Open AccessThe landscape of antibody binding in SARS-CoV-2 infection
Author(s) -
Anna S. Heffron,
Sean McIlwain,
Maya F. Amjadi,
David Baker,
Saniya Khullar,
Tammy Armbrust,
Peter Halfmann,
Yoshihiro Kawaoka,
Ajay K. Sethi,
Ann C. Palmenberg,
Miriam A. Shelef,
David H. O’Connor,
Irene M. Ong
Publication year - 2021
Publication title -
plos biology
Language(s) - English
Resource type - Journals
SCImago Journal Rank - 4.127
H-Index - 271
eISSN - 1545-7885
pISSN - 1544-9173
DOI - 10.1371/journal.pbio.3001265
Subject(s) - epitope , biology , proteome , virology , antibody , coronavirus , epitope mapping , population , immunology , covid-19 , genetics , medicine , disease , environmental health , pathology , infectious disease (medical specialty)

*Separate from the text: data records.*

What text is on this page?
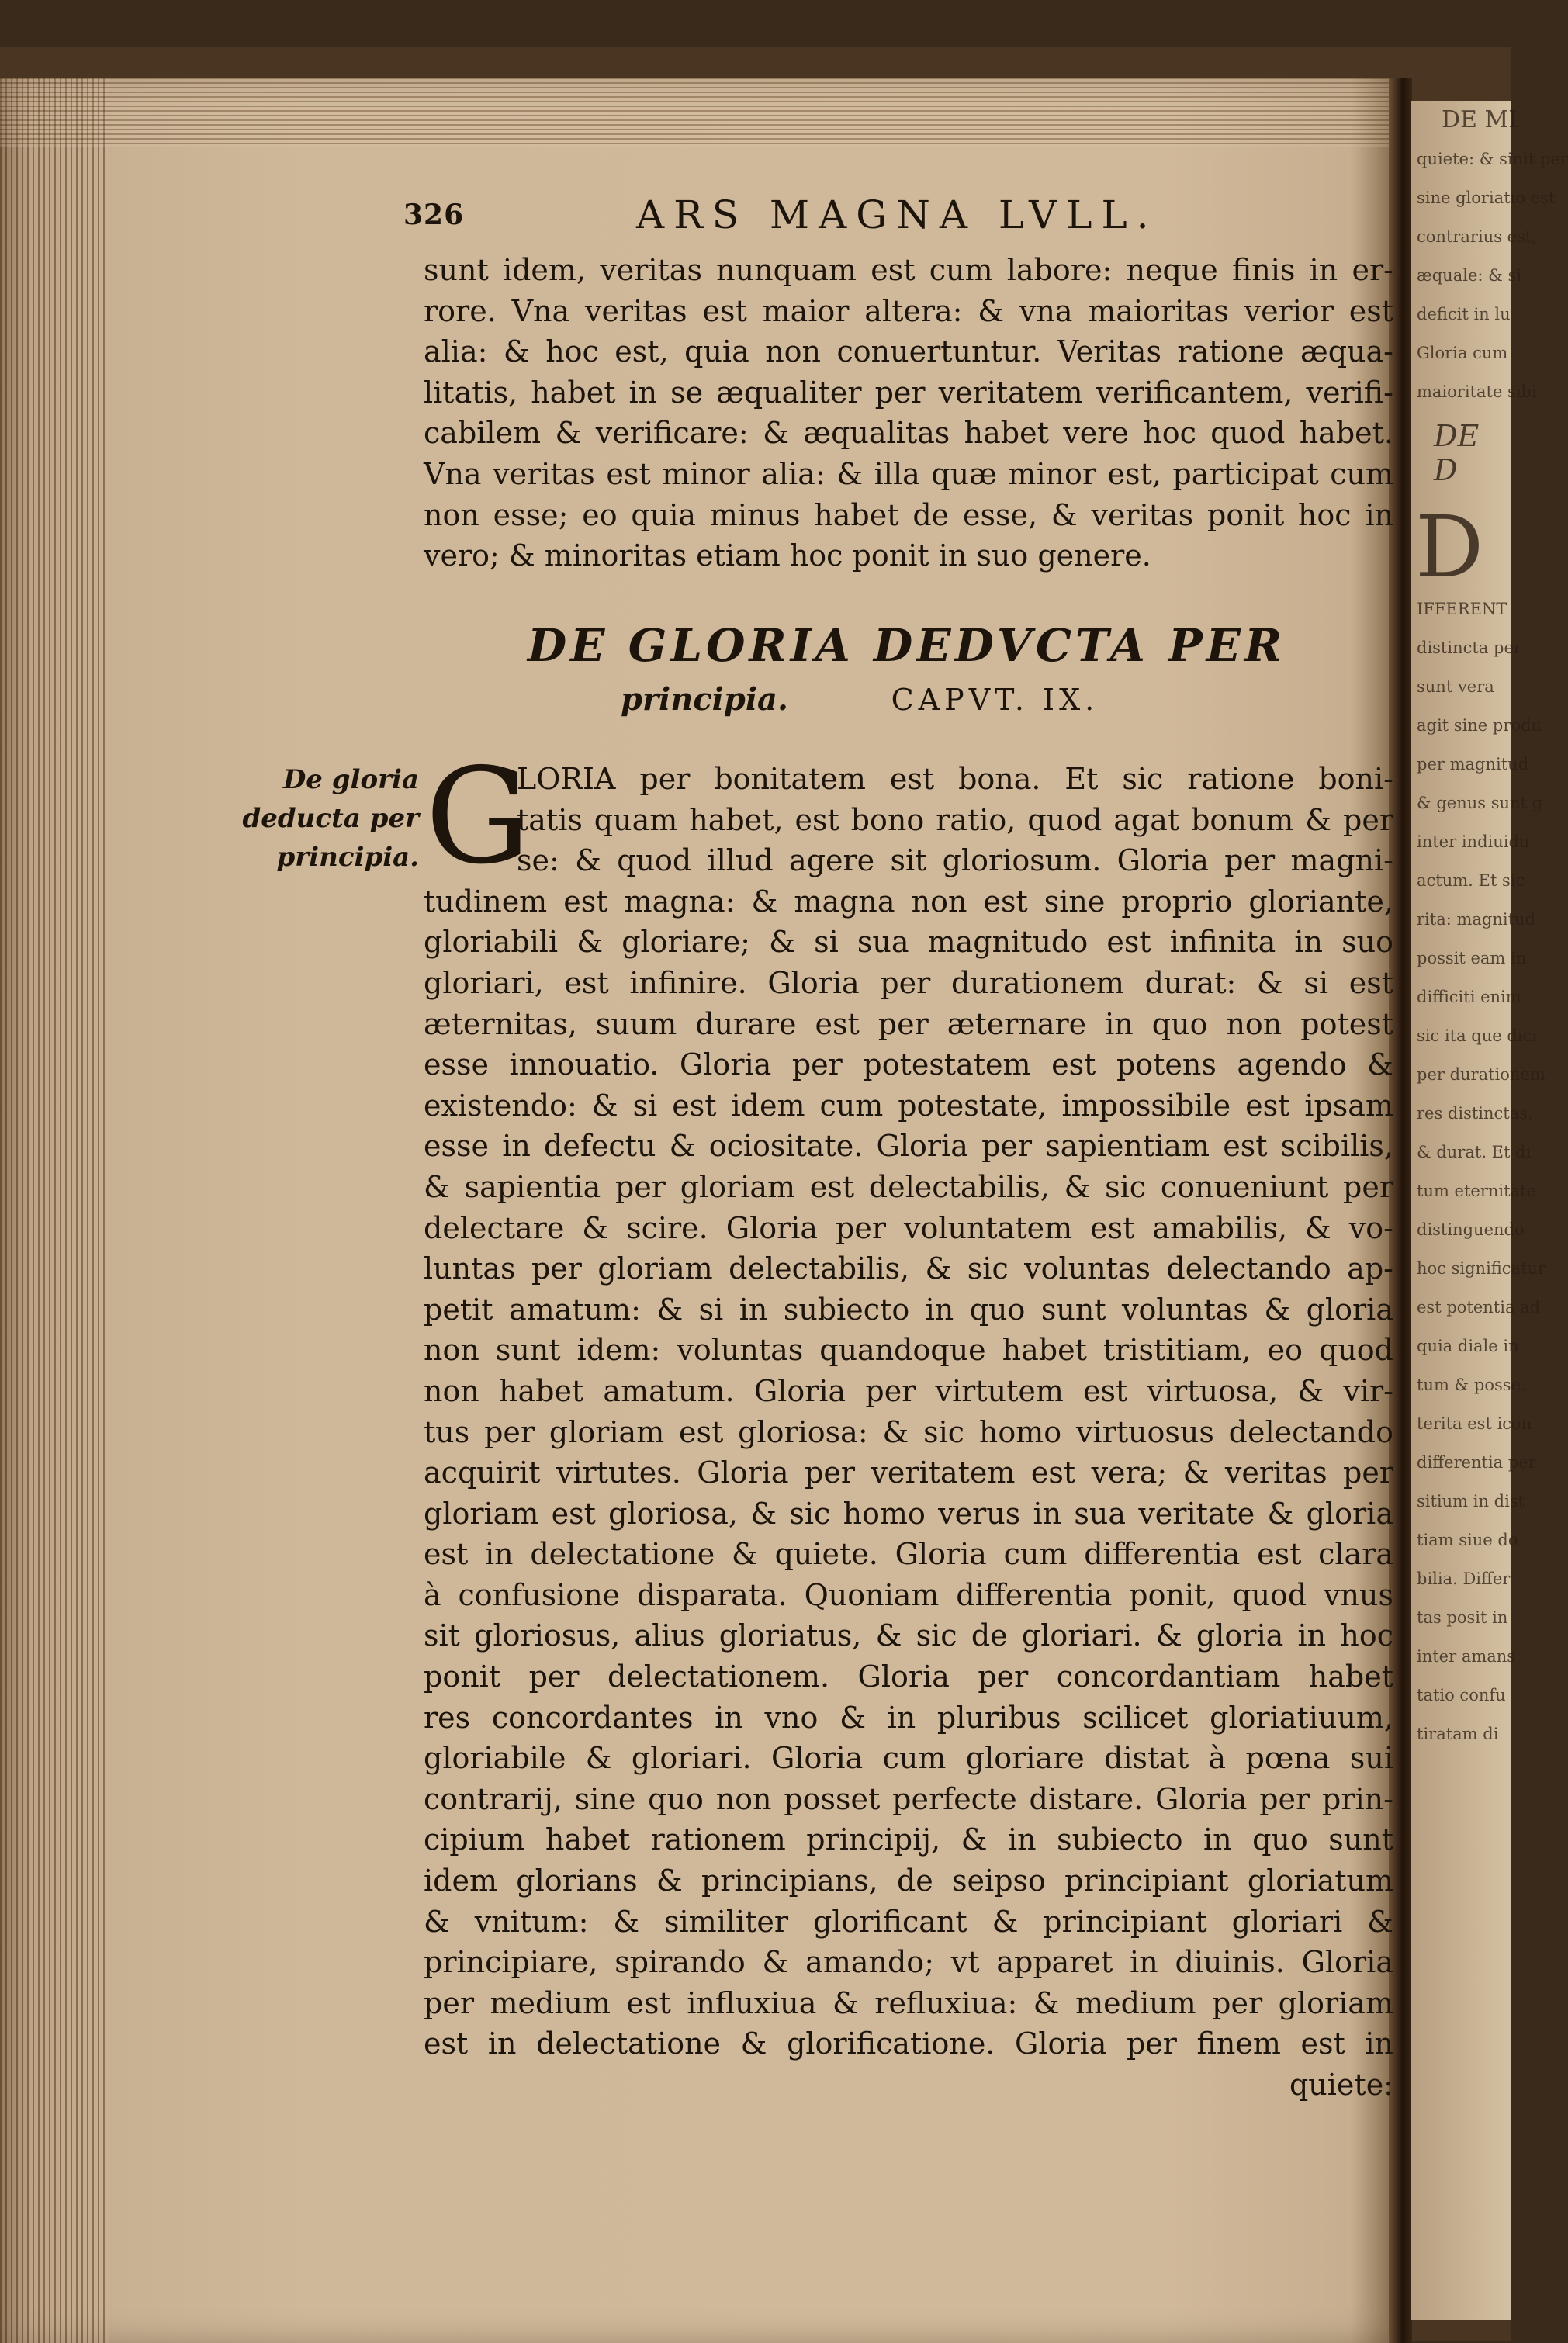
DE MI
quiete: & sinit per
sine gloriatio est
contrarius est,
æquale: & si
deficit in lu
Gloria cum
maioritate sibi
DE D
D
IFFERENT
distincta per
sunt vera
agit sine produ
per magnitud
& genus sunt g
inter indiuidu
actum. Et sic
rita: magnitud
possit eam in
difficiti enim
sic ita que dici
per durationem
res distinctas,
& durat. Et di
tum eternitate
distinguendo
hoc significatur
est potentia ad
quia diale in
tum & posse.
terita est icon
differentia per
sitium in dist
tiam siue do
bilia. Differ
tas posit in
inter amans
tatio confu
tiratam di
326	ARS MAGNA LVLL.
sunt idem, veritas nunquam est cum labore: neque finis in er-
rore. Vna veritas est maior altera: & vna maioritas verior est
alia: & hoc est, quia non conuertuntur. Veritas ratione æqua-
litatis, habet in se æqualiter per veritatem verificantem, verifi-
cabilem & verificare: & æqualitas habet vere hoc quod habet.
Vna veritas est minor alia: & illa quæ minor est, participat cum
non esse; eo quia minus habet de esse, & veritas ponit hoc in
vero; & minoritas etiam hoc ponit in suo genere.
DE GLORIA DEDVCTA PER
principia.	CAPVT. IX.
De gloria
deducta per
principia. G
LORIA per bonitatem est bona. Et sic ratione boni-
tatis quam habet, est bono ratio, quod agat bonum & per
se: & quod illud agere sit gloriosum. Gloria per magni-
tudinem est magna: & magna non est sine proprio gloriante,
gloriabili & gloriare; & si sua magnitudo est infinita in suo
gloriari, est infinire. Gloria per durationem durat: & si est
æternitas, suum durare est per æternare in quo non potest
esse innouatio. Gloria per potestatem est potens agendo &
existendo: & si est idem cum potestate, impossibile est ipsam
esse in defectu & ociositate. Gloria per sapientiam est scibilis,
& sapientia per gloriam est delectabilis, & sic conueniunt per
delectare & scire. Gloria per voluntatem est amabilis, & vo-
luntas per gloriam delectabilis, & sic voluntas delectando ap-
petit amatum: & si in subiecto in quo sunt voluntas & gloria
non sunt idem: voluntas quandoque habet tristitiam, eo quod
non habet amatum. Gloria per virtutem est virtuosa, & vir-
tus per gloriam est gloriosa: & sic homo virtuosus delectando
acquirit virtutes. Gloria per veritatem est vera; & veritas per
gloriam est gloriosa, & sic homo verus in sua veritate & gloria
est in delectatione & quiete. Gloria cum differentia est clara
à confusione disparata. Quoniam differentia ponit, quod vnus
sit gloriosus, alius gloriatus, & sic de gloriari. & gloria in hoc
ponit per delectationem. Gloria per concordantiam habet
res concordantes in vno & in pluribus scilicet gloriatiuum,
gloriabile & gloriari. Gloria cum gloriare distat à pœna sui
contrarij, sine quo non posset perfecte distare. Gloria per prin-
cipium habet rationem principij, & in subiecto in quo sunt
idem glorians & principians, de seipso principiant gloriatum
& vnitum: & similiter glorificant & principiant gloriari &
principiare, spirando & amando; vt apparet in diuinis. Gloria
per medium est influxiua & refluxiua: & medium per gloriam
est in delectatione & glorificatione. Gloria per finem est in
quiete:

The search for potential antibody-based diagnostics, vaccines, and therapeutics for pandemic severe acute respiratory syndrome coronavirus 2 (SARS-CoV-2) has focused almost exclusively on the spike (S) and nucleocapsid (N) proteins. Coronavirus membrane (M), ORF3a, and ORF8 proteins are humoral immunogens in other coronaviruses (CoVs) but remain largely uninvestigated for SARS-CoV-2. Here, we use ultradense peptide microarray mapping to show that SARS-CoV-2 infection induces robust antibody responses to epitopes throughout the SARS-CoV-2 proteome, particularly in M, in which 1 epitope achieved excellent diagnostic accuracy. We map 79 B cell epitopes throughout the SARS-CoV-2 proteome and demonstrate that antibodies that develop in response to SARS-CoV-2 infection bind homologous peptide sequences in the 6 other known human CoVs. We also confirm reactivity against 4 of our top-ranking epitopes by enzyme-linked immunosorbent assay (ELISA). Illness severity correlated with increased reactivity to 9 SARS-CoV-2 epitopes in S, M, N, and ORF3a in our population. Our results demonstrate previously unknown, highly reactive B cell epitopes throughout the full proteome of SARS-CoV-2 and other CoV proteins.